Andi menilai, Pasal 240 ayat (1) dan Pasal 258 ayat (1) bertentangan dengan Pasal 22E ayat (1) UUD Tahun 1945 yang menjamin prinsip kesetaraan dan kesempatan yang adil Kepada berpartisipasi sebagai calon Personil DPR, DPD, dan DPRD. Hal itu terjadi karena kedua pasal Kagak mengatur Restriksi masa jabatan Personil legislatif.
Di sisi lain, kekuasaan yang dipegang secara Maju-menerus dapat membuka Kesempatan penyalahgunaan kekuasaan oleh Personil parlemen. Oleh Asal Mula itu, Andi bependapat masa jabatan wakil rakyat harus dibatasi menjadi maksimal dua periode dan setelahnya Kagak Bisa menjabat kembali seperti juga pada masa jabatan presiden dan wakil presiden.
Restriksi masa jabatan Personil parlemen, menurut Andi, memberi kesempatan generasi baru dengan tenaga dan pikiran baru Kepada mengisi lembaga legislatif. Itu membuka Kesempatan ditemukan bibit-bibit baru calon pemimpin negeri.
Gugatan serupa sebetulnya sudah pernah diajukan ke MK pada Desember 2019 oleh seorang advokat bernama Ignatius Supriyadi. Dalam permohonannya, Ignatius menilai Pasal 76 ayat (4), Pasal 252 ayat (5), Pasal 318 ayat (4), dan Pasal 367 ayat (4) Undang-Undang MD3 bertentangan dengan Pasal 28D ayat (3) UUD 1945.
Ignatius berargumen, tanpa ketentuan Restriksi yang Jernih masa jabatan, seorang Personil parlemen Bisa ‘berkarier’ di DPR, DPD, dan DPRD Tamat seumur hidup. Alih-alih semakin peka terhadap aspirasi rakyat, semakin lelet menjabat, Personil parlemen Malah kian abai. Sayangnya, permohonan tersebut ditariknya kembali sebelum sempat diputuskan MK.
Gugatan Andi ataupun Ignatius ke MK sesungguhnya mewakili keresahan banyak Personil masyarakat. Kita Mau ide-ide segar mengalir di parlemen. Bila orangnya itu-itu saja, apa Bisa berharap begitu.
Kita Mau Personil legislatif galak dalam mengawasi jalannya pemerintahan. Kalau orang-orangnya sama saja, idealnya mereka akan lebih mengenali lika-liku kecurangan dalam interaksi dengan Kawan di pemerintahan. Akan tetapi, bukannya makin tegas menegur, ini malah semakin erat kongkalikong menggarong Fulus rakyat.

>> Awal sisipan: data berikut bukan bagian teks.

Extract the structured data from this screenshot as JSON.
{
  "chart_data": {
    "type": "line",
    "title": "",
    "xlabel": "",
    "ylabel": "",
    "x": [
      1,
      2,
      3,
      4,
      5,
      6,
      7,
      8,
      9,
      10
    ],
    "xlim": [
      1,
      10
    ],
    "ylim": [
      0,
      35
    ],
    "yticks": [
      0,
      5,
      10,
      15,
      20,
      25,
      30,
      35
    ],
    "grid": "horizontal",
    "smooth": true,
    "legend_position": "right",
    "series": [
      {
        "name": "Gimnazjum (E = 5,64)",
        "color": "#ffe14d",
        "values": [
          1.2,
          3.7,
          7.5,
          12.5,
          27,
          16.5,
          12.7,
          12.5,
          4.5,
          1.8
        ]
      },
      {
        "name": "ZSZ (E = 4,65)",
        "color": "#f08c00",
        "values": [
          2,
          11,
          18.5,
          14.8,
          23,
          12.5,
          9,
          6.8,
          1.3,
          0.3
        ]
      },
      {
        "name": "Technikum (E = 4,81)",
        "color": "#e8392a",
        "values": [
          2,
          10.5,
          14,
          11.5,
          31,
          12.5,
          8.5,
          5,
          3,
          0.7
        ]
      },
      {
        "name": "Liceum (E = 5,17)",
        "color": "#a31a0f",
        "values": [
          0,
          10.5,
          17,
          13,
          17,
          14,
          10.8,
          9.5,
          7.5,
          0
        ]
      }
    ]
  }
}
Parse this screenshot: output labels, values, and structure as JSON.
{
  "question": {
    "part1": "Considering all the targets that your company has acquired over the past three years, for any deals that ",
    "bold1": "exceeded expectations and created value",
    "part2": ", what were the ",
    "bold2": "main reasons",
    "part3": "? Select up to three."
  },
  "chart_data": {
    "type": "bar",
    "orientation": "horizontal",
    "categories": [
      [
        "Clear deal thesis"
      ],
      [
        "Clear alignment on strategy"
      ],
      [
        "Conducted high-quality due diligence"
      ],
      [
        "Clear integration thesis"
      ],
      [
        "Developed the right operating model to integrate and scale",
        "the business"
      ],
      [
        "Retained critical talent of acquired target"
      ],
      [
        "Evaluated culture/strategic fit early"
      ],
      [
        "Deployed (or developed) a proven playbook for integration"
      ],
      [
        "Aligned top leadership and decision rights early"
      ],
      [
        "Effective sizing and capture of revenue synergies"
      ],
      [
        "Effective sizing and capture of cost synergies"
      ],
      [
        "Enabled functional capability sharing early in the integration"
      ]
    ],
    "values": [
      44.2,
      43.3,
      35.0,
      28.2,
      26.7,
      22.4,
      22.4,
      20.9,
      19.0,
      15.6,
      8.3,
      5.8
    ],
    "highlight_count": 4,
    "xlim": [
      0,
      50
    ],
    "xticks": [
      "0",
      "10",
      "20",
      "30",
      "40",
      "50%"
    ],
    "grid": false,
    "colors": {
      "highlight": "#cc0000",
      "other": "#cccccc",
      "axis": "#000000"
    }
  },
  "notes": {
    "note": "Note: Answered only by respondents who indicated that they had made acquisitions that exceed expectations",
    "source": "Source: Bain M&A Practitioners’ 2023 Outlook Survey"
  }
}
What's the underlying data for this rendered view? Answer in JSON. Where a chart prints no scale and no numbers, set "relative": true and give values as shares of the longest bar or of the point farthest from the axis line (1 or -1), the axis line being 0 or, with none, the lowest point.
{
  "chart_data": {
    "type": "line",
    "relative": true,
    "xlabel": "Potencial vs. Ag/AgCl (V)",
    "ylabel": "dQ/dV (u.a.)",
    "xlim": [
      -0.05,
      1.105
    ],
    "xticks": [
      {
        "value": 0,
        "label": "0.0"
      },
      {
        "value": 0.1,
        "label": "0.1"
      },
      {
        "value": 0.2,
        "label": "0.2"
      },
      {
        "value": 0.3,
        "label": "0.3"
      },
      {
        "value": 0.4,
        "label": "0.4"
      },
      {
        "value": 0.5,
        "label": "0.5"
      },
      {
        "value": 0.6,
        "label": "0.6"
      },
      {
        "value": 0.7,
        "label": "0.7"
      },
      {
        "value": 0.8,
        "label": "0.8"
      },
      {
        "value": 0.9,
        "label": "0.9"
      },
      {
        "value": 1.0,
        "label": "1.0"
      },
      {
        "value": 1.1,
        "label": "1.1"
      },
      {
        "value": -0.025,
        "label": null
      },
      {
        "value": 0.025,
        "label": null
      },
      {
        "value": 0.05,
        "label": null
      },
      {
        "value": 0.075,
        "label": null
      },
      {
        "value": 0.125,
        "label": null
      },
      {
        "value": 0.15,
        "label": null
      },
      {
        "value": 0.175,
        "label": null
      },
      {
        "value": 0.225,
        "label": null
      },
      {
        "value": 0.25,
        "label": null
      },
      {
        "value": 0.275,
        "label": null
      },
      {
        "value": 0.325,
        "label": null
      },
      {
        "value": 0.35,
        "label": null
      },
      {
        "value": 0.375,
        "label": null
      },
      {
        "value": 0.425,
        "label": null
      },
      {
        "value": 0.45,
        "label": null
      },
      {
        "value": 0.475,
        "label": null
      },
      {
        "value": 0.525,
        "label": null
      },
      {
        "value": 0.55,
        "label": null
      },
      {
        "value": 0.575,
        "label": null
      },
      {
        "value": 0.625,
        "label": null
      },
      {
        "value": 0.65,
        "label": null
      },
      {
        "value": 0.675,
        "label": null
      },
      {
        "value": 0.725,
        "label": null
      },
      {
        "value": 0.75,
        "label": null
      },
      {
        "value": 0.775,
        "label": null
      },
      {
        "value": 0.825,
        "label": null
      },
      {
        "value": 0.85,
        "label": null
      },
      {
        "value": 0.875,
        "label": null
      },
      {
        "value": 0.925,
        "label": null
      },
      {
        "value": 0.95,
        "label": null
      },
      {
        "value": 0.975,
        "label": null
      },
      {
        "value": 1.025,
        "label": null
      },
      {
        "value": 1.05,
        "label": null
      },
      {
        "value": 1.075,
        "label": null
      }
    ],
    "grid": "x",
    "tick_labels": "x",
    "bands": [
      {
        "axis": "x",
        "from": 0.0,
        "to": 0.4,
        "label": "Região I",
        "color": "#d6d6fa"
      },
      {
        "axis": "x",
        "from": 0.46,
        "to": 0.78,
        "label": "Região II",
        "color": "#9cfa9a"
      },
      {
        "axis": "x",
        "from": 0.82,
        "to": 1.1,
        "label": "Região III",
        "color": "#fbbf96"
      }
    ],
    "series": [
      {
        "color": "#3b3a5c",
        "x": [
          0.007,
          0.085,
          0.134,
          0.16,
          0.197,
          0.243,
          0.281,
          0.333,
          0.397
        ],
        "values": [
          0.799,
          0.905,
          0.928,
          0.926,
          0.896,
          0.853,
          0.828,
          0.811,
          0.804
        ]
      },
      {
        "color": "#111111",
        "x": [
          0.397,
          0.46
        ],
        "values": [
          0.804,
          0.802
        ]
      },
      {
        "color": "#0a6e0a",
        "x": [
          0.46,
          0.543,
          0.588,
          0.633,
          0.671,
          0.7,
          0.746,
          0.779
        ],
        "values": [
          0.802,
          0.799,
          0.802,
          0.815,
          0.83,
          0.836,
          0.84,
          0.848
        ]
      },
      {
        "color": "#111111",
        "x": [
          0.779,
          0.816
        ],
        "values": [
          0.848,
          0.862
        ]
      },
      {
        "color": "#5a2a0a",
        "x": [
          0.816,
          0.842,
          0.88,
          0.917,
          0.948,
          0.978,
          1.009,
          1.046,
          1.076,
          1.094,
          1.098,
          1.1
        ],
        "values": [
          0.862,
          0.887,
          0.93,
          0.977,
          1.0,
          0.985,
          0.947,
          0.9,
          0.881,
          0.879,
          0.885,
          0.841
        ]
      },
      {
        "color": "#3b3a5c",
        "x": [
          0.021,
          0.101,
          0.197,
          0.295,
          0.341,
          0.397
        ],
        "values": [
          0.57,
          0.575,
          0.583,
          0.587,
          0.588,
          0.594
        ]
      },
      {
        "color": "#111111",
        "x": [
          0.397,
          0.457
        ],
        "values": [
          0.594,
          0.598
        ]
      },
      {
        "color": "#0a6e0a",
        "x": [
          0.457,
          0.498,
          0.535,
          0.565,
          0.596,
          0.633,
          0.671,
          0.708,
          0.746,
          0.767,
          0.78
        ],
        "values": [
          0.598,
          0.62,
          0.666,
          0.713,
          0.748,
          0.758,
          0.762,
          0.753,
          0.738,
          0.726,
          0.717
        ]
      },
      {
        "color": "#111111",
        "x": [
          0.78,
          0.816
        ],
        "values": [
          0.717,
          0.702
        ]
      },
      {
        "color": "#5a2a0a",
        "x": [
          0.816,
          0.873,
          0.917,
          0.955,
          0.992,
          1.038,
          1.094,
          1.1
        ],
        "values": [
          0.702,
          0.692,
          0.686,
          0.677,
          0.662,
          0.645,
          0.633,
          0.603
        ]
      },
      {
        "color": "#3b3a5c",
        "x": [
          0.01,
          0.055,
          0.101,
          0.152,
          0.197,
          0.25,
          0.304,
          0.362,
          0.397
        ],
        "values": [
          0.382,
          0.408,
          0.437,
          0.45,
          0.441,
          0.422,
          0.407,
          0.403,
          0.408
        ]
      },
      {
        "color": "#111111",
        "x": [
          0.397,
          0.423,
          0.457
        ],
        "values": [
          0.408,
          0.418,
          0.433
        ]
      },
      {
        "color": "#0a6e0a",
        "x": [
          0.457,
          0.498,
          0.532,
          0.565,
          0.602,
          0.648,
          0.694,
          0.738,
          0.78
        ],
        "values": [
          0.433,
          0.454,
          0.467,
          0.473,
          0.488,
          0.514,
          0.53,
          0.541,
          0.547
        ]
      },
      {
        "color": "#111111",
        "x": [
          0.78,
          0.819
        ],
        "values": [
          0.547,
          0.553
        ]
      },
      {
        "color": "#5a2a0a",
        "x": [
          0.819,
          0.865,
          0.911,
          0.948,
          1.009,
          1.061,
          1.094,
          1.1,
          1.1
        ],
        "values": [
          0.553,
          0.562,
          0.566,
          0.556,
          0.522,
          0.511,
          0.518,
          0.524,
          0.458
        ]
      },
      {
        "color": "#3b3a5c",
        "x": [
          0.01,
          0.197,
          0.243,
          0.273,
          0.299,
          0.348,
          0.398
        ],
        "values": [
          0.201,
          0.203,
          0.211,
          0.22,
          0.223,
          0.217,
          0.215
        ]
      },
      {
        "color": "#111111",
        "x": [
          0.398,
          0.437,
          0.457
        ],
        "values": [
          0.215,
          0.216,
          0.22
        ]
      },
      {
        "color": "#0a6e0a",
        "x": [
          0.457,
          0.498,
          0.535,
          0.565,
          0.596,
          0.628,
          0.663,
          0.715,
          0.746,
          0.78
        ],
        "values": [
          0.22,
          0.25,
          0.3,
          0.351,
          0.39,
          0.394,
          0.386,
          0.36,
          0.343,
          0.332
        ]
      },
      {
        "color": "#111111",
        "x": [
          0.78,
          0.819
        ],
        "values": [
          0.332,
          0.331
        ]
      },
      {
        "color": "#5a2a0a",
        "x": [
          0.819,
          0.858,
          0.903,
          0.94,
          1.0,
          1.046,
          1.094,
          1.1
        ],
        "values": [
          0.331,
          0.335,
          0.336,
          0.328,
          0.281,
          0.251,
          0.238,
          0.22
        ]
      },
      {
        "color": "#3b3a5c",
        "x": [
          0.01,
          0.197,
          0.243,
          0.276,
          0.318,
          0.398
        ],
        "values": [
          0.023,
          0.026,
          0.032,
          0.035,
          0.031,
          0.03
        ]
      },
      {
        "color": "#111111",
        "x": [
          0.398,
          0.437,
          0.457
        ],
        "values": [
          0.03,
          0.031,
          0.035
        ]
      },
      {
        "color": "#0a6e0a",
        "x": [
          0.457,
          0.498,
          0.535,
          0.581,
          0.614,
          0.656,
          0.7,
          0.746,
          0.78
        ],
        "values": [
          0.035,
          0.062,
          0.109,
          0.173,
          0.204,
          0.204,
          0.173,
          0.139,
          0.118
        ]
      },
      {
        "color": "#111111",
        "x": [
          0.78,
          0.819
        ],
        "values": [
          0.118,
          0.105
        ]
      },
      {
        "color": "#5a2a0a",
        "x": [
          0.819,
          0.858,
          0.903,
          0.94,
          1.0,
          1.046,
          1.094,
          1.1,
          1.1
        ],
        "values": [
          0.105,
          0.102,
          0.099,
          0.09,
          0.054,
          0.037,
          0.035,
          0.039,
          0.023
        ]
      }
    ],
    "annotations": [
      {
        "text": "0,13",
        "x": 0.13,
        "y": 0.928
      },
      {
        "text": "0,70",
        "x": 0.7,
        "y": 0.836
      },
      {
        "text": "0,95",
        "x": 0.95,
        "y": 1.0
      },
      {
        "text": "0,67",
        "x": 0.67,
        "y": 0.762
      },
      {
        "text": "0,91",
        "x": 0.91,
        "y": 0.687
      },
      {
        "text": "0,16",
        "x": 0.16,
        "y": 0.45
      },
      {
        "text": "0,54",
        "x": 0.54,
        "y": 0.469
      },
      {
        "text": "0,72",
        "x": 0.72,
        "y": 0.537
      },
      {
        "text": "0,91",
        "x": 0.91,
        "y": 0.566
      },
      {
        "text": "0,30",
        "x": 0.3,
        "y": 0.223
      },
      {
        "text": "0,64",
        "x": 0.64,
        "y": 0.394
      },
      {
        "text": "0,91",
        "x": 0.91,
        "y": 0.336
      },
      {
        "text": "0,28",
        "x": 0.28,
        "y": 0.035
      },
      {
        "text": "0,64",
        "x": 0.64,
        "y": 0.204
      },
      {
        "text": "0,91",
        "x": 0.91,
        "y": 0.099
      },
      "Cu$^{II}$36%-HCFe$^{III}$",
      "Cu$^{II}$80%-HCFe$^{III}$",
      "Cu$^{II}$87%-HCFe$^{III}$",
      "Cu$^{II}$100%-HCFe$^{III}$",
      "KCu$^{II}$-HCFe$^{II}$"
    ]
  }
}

Restriksi masa jabatan Personil parlemen kiranya sudah Begitu diberlakukan. Ini akan memaksa partai-partai politik bekerja keras Kepada mencari dan mendidik Bakat dari seantero negeri. Dari situ kita boleh berharap munculnya calon-calon pemimpin yang Bisa mewujudkan cita-cita bangsa.